You need that mythical beefsteak tomato some old lady in a french provisioners used to make you a sandwich, one hot afternoon just outside Carcassonne about twenty years ago. As you can tell, it was the highlight of my holiday but I was firmly put in my place a few years later when a friend, who had had a similar experience told me that she had extracted some tomato seeds from said sandwich, smuggled them back to Blighty, germinated and grown them the next year. Now that really must have been a good sandwich.
Anyway, back to the pesto. It’s a simple concoction of peeled and deseeded diced tomatoes (blessed by the lady in black from Carcassonne), blanched almonds, garlic, basil and a little mint. Recipes invariably call for Sicilia or Sardinian pecorino but I reckon it’s best left out of the sauce and grated over the finished dish.

Using a pestel & mortar, crush the garlic and salt together until a paste forms. Then, add your almonds and beat them into a rough paste.

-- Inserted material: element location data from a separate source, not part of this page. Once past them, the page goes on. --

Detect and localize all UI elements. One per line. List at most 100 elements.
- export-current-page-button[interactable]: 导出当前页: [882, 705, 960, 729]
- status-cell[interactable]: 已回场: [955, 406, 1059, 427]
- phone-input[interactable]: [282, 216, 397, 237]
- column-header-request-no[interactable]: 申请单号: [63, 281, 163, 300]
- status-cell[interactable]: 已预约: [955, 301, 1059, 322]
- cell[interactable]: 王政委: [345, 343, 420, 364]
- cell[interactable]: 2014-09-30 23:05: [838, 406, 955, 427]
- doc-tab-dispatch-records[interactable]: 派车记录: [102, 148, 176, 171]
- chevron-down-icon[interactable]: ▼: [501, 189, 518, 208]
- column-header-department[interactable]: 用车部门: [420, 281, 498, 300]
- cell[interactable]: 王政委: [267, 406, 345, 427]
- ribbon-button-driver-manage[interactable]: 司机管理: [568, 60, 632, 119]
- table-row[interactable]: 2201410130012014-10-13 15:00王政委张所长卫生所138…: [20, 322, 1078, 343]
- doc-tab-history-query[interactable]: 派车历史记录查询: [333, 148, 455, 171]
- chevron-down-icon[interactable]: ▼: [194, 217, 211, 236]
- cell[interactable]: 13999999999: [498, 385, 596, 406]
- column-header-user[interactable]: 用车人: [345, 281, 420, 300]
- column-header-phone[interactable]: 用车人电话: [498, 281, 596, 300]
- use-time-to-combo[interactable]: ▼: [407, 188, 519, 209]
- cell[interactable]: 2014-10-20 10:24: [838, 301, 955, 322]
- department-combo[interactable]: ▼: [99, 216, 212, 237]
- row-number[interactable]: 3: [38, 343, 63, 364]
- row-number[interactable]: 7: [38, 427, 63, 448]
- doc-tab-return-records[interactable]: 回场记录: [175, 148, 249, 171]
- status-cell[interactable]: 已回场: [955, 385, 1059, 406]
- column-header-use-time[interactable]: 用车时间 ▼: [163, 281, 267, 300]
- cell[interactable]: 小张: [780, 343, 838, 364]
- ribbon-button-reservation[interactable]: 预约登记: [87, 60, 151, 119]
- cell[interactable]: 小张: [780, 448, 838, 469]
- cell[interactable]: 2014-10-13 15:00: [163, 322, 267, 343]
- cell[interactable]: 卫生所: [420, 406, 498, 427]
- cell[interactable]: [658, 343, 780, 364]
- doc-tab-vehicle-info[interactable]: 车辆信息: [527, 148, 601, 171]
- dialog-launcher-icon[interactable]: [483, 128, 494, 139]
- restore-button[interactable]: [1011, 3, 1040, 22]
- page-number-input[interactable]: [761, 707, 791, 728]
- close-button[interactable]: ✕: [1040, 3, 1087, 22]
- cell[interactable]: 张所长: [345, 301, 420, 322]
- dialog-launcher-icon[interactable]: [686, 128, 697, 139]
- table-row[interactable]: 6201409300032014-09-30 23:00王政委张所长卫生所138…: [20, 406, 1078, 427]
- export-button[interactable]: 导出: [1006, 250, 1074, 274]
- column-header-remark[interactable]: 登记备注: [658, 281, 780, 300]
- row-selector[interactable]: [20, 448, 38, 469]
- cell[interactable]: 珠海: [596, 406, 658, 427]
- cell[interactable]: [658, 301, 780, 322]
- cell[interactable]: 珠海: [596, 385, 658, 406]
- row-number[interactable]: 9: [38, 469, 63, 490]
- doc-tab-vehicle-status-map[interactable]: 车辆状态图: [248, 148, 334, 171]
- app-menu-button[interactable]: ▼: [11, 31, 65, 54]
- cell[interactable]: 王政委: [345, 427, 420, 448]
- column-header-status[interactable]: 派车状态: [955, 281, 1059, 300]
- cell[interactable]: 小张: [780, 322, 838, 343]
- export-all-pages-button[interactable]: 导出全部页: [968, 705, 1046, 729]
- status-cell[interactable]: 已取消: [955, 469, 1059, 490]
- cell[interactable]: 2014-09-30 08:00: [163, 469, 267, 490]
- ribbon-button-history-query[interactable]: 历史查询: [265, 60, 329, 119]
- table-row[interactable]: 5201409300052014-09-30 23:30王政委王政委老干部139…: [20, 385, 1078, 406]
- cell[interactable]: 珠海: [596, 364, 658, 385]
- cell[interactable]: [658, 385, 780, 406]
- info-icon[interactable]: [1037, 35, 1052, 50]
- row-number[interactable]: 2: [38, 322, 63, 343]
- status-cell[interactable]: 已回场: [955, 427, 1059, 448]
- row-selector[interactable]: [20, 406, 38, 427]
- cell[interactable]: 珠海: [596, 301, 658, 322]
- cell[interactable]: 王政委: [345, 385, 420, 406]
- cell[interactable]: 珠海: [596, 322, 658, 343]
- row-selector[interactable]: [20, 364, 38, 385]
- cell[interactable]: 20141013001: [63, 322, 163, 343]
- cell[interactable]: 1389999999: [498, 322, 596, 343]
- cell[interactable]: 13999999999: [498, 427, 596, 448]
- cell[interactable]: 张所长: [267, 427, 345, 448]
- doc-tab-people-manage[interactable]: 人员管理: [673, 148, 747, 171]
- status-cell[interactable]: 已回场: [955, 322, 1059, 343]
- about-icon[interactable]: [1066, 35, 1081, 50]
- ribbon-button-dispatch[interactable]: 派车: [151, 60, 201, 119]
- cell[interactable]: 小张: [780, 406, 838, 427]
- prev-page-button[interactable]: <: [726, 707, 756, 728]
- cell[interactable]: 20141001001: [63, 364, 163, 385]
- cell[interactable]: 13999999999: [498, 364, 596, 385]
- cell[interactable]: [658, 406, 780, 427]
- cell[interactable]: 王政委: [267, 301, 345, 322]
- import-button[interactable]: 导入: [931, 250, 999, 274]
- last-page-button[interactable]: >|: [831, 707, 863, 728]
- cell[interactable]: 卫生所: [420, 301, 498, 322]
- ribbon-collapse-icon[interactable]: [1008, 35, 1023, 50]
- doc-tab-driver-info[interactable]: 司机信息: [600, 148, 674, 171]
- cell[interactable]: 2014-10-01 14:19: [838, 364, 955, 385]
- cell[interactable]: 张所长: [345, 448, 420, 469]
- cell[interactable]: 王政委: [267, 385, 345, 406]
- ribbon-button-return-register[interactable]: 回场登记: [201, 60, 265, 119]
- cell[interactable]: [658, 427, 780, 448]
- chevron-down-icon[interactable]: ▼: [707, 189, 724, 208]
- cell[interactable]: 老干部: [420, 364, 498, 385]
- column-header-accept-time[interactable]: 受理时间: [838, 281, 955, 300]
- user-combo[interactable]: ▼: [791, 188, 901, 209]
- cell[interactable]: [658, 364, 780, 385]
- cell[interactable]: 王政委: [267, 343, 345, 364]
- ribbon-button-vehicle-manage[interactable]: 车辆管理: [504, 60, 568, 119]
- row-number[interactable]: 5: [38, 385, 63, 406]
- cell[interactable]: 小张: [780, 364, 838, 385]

Next, work in your basil & mint leaves and then your cheese, tomatoes and olive oil. Your mixture should be a rough but saucy consistency. Season to taste with salt and pepper.
Split your mixture and pop 2/3 into a heatproof bowl.
Cook your pasta until al dente in a boiling pot of water. Keep back some of the water.
Once drained, add your pasta to your heatproof bowl mixture and toss until it is well combined. Add tablespoons of both the pasta water and olive oil, mixing as you go, until the sauce becomes a creamy consistency. You want it to be creamy but not soupy.
Serve and add a dollop of your remaining mixture onto each portion, adding more grated cheese as preferred.